Venezuelan folk musician

Augusto Bracca (23 April 1918 – 25 December 2012) was a Venezuelan folk composer.

== Biography ==

Bracca was born in Trinidad de Orichuna, Apure. In addition to his activity as a composer, he became a singer, through the help of Cándido Herrera, who also helped him in the interpretation of his compositions.

Augusto Bracca recognised in the singers José Catire Carpio and Juan de los Santos Contreras (El Carrao de Palmarito) two of his best interpreters. The former recorded, among others, two of the most famous pieces in his career - "Mi llano es un paraíso" and "Mi rancho llanero", and the latter made popular the famous piece "Chaparralito llanero".

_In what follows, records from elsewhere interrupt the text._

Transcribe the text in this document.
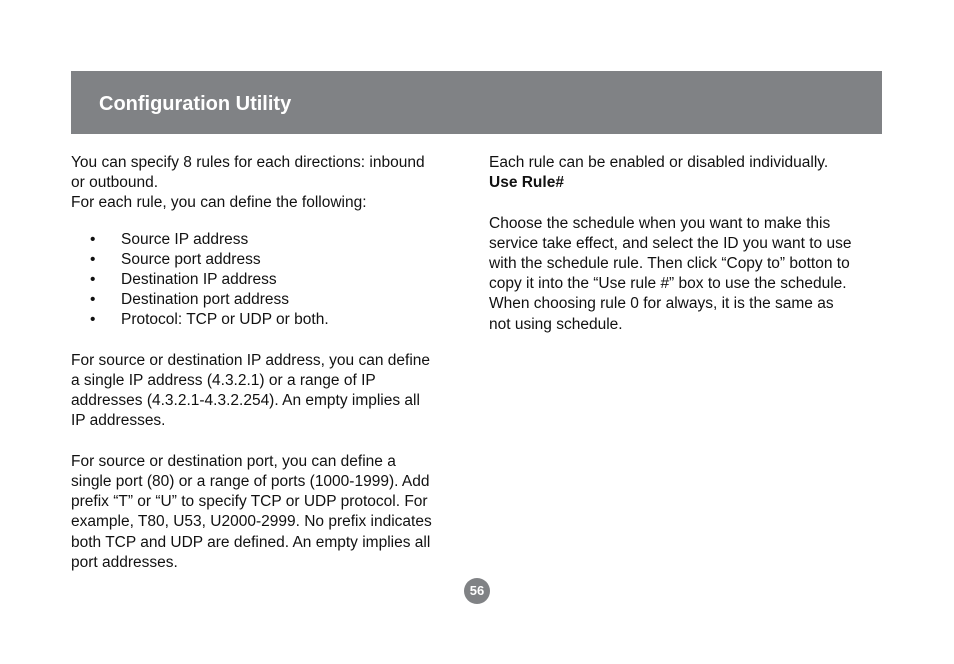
Configuration Utility
You can specify 8 rules for each directions: inbound
or outbound.
For each rule, you can define the following:
• Source IP address
• Source port address
• Destination IP address
• Destination port address
• Protocol: TCP or UDP or both.
For source or destination IP address, you can define
a single IP address (4.3.2.1) or a range of IP
addresses (4.3.2.1-4.3.2.254). An empty implies all
IP addresses.
For source or destination port, you can define a
single port (80) or a range of ports (1000-1999). Add
prefix “T” or “U” to specify TCP or UDP protocol. For
example, T80, U53, U2000-2999. No prefix indicates
both TCP and UDP are defined. An empty implies all
port addresses.
Each rule can be enabled or disabled individually.
Use Rule#
Choose the schedule when you want to make this
service take effect, and select the ID you want to use
with the schedule rule. Then click “Copy to” botton to
copy it into the “Use rule #” box to use the schedule.
When choosing rule 0 for always, it is the same as
not using schedule.
56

There are many other singers who have successfully interpreted works of Augusto Bracca, for instance Eneas Perdomo, and Roiman Meza with the song Traigo polvo del camino, Cristóbal Jiménez with Dios te puso en mi camino, and Edith Salcedo, who recorded Amorcito de mi vida; also the Cuarteto Pueblo, María Teresa Chacín, Quinto Criollo, Lila Moreno, Juan Galea and Lilia Madrigal. The compositions of Bracca have travelled beyond the borders of Venezuela, to become favourite pieces of singers like Javier Solis, Olimpo Cárdenas, Irma Dorante and the Mariachi México.

Some of his most famous songs are: A mi ranchito escondido, Alto Apure, Amorcito de mi vida, Chaparralito llanero, Cariño lindo, El beso que te di, El negro José, Fiesta llanera en Elorza, Lindo amanecer, Traigo polvo del camino yo no olvido mi llanura, Qué bonito es Camaguán, among others.

Bracca died in Guasdualito, Apure, on December 25, 2012, aged 94.